- Born: 24 January 1912 Sankt Georgen ob Murau, Styria, Cisleithania, Austro-Hungarian Empire
- Died: 5 January 1994 (aged 81) Gaishorn am See, Austria
- Allegiance: Nazi Germany
- Branch: Schutzstaffel
- Service years: 1938-1945
- Rank: SS-Oberscharführer

= Franz Murer =

Austrian-born SS functionary (1912–1994)

Franz Murer (24 January 1912 – 5 January 1994) was an Austrian SS NCO (SS-Oberscharführer). Also known as the "Butcher of Vilnius", he created and ruled the Vilna Ghetto until July 1943, shortly before its liquidation.

==Early life==
Murer was born in Sankt Georgen ob Murau, Austria, in 1912, and joined the NSDAP at the age of 26. He trained with the Hitler Youth in Nuremberg before being transferred to Vilnius, where between 1941 and 1943 he was the deputy of Territorial Commissioner (Gebietskommissar) Hans Christian Hingst in charge of "Jewish affairs". He was known as a sadist who showed special cruelty towards the Jews.

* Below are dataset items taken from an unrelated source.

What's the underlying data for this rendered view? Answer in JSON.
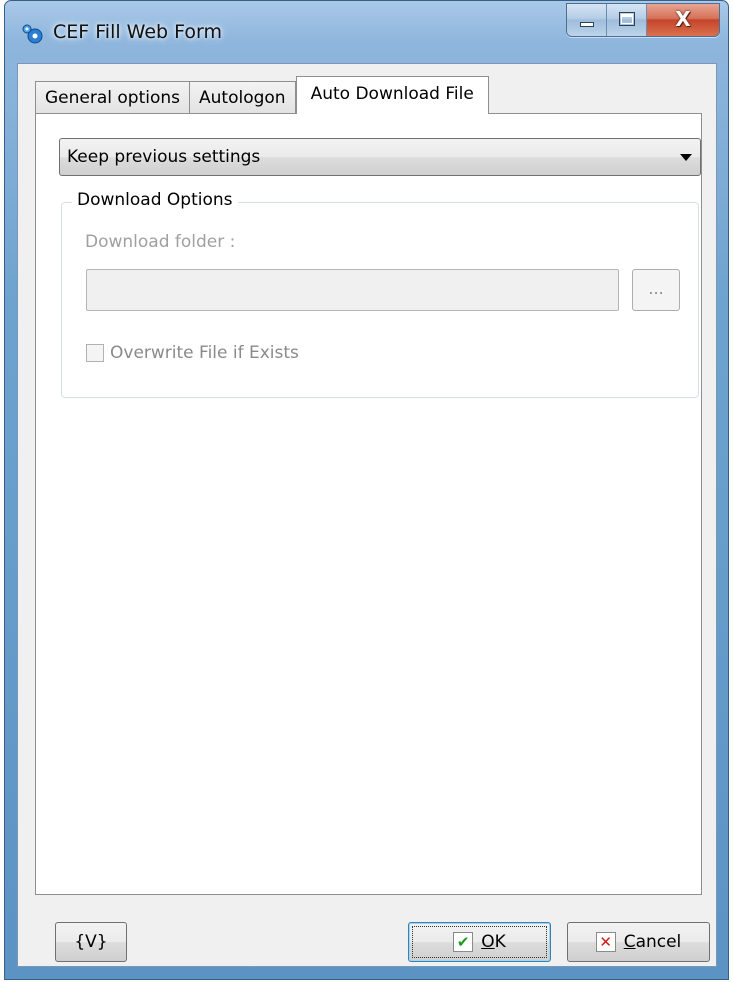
{
  "window": {
    "title": "CEF Fill Web Form",
    "app_icon": "gears-icon",
    "caption_buttons": {
      "minimize_icon": "minimize-icon",
      "maximize_icon": "maximize-icon",
      "close_glyph": "X"
    }
  },
  "tabs": [
    {
      "label": "General options",
      "active": false
    },
    {
      "label": "Autologon",
      "active": false
    },
    {
      "label": "Auto Download File",
      "active": true
    }
  ],
  "mode_select": {
    "selected": "Keep previous settings",
    "arrow_icon": "dropdown-arrow-icon"
  },
  "download_options": {
    "legend": "Download Options",
    "folder_label": "Download folder :",
    "folder_value": "",
    "browse_label": "...",
    "overwrite_label": "Overwrite File if Exists",
    "overwrite_checked": false,
    "enabled": false
  },
  "footer": {
    "variables_label": "{V}",
    "ok_mnemonic": "O",
    "ok_rest": "K",
    "ok_icon": "checkmark-icon",
    "cancel_mnemonic": "C",
    "cancel_rest": "ancel",
    "cancel_icon": "cross-icon"
  },
  "colors": {
    "title_bar": "#8fb6dd",
    "close_button": "#c4452a",
    "ok_icon": "#1e9a1e",
    "cancel_icon": "#d21a1a",
    "disabled_text": "#a0a0a0"
  }
}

Vilnius, which was known as "the Jerusalem of Lithuania" before the war, had a Jewish population of about 80,000. After the war around 250 Jews were living there. The rest had been murdered by the SS and Murer was instrumental in organizing these killings. On 1 July 1943 Murer was replaced by Gestapo Oberscharführer Bruno Kittel, who was brought in to liquidate the ghetto.

==Post war==
After the war, Murer moved to Steiermark in Austria. Near his residence in Admont there was a camp for displaced persons. In 1947 one of these DPs recognized Murer and British forces arrested Murer. In December 1948 he was deported to the Soviet Union since Vilnius had been under Soviet jurisdiction. He was found guilty of having murdered Soviet citizens and sentenced to 25 years of hard labor. As a part of the Austrian State Treaty, he was released in 1955 and thus returned to Austria. Simon Wiesenthal managed to get him prosecuted again in 1963. The trial that took place in Graz, Austria, lasted for a week, but ended with Murer's acquittal. The trial was the subject of the 2018 film Murer – Anatomie eines Prozesses (Murer – Anatomy of a Trial).

Murer died in Gaishorn am See, Austria, in 1994.

In 1980, Israeli intelligence had made plans to assassinate Murer. The Mossad planned to raid his farm and shoot him with his own rifle. The never-implemented plan became known in 2018 after former Mossad agent Yossi Chen (Chinitz) published documents on the operation. The Mossad had also planned to assassinate Ernst Lerch, who had had a major role in Operation Reinhard. Neither assassinations were carried out since the new Mossad chief, Yitzhak Hofi, feared that attacks on Austrian soil would endanger relations.